The event, which began after Bingley Music Live was scrapped, has become a hotly-anticipated date in the calendar.

Last year’s festival, from SSD Concerts, had to be postponed because of the Covid-19 pandemic and this year’s is tipped to take place between Friday, August 6 and Sunday, August 8.

Bingley Weekender filled the void left by Bingley Music Live. 

Back in April 2019 and after weeks of speculation, Bradford Council announced the hugely popular festival would not be running that year.

The Council said at the time that it had taken a “difficult decision” to scrap the festival, which was due to be held in Myrtle Park in late August.

The 2018 event ran at a loss - going £300,000 over budget - and questions about its future were raised after no announcements about the 2019 lineup were made.

It had arguably become the most popular annual event in the district, attracting stellar line-ups and tens of thousands of people to the town each year.

In recent weeks, concerns have been raised with the Telegraph & Argus that they hadn’t heard anything about Bingley Weekender for some time. A statement issued to the Telegraph & Argus said it was hoped it would go ahead, but further clarification would be needed. 

“Bingley Weekender is planning to go ahead this August and we’re keeping abreast of all government guidelines,” said the statement.

It added: “Of course, this is an uncertain time for the live music industry, but we’re hopeful that we’ll be able to deliver a first class weekend of live music for our customers. We are feeling positive but need further clarification which hopefully will come very soon. We will be making a further announcement as soon as we can.”

Meanwhile, Bees Camping, at Bradford & Bingley Sports Club, where the festival is held said on Facebook: “Fingers crossed that after tonight’s trial gig in Liverpool that we get the go ahead to put on Bingley Weekender.”

Thousands of revellers without face coverings danced shoulder-to-shoulder to live music for the first time in more than a year at a pilot music festival last Sunday.

Around 5,000 people packed into Sefton Park in Liverpool for the outdoor gig, which included performances from Blossoms, The Lathums and Liverpool singer-songwriter Zuzu.
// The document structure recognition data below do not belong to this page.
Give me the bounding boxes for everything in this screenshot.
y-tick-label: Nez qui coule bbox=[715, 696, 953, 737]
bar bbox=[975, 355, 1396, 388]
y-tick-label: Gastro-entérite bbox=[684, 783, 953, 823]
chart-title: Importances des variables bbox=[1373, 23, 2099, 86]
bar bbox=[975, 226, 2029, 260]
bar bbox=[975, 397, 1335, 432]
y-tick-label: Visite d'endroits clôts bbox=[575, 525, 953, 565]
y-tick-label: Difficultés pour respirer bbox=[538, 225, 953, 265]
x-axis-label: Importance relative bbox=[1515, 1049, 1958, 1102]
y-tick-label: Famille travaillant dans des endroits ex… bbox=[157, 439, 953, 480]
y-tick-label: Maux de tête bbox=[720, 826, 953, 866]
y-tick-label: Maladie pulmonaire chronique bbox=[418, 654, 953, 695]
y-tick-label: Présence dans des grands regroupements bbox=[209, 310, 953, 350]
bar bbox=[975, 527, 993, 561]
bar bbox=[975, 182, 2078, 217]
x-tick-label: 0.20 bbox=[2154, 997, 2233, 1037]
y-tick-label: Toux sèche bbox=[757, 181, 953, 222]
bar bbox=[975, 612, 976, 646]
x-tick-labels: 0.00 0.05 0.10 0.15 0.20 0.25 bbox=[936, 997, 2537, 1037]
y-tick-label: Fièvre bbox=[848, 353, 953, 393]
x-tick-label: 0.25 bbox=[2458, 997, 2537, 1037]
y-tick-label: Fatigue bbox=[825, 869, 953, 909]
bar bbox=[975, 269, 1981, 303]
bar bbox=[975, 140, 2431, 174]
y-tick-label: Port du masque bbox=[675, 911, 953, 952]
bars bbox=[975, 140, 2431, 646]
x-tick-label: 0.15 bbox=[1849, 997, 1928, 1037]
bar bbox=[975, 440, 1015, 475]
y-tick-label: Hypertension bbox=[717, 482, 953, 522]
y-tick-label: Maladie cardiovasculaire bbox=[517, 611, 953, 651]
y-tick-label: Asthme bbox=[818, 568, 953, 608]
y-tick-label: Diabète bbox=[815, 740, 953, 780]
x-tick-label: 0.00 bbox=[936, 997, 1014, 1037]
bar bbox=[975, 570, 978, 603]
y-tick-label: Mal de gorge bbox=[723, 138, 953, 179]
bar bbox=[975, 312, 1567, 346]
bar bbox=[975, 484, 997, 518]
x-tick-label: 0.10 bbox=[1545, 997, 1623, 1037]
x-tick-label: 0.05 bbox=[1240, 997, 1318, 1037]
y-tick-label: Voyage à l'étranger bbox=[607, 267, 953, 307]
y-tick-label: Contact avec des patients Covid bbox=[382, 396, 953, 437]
Everyone had to provide a negative coronavirus test to enter the venue, but they did not have to wear face coverings or follow social distancing rules.

Researchers at the event will examine the movements and behaviour of the crowd as part of the Events Research Programme, which will provide evidence to inform decisions around the removal of social distancing at stage four of the Government’s road map out of lockdown.

The final step - no earlier than June 21 - is when the Government hopes to be in a position to remove all legal limits on social contact. At this point it’s hoped things like nightclubs could re-open and restrictions on large events and performances be eased.  

This will be subject to the results of the Events Research Programme to test the outcome of pilot events through the spring and summer, like the one in Liverpool, where the use of testing and other techniques will be trialled to cut the infection risk.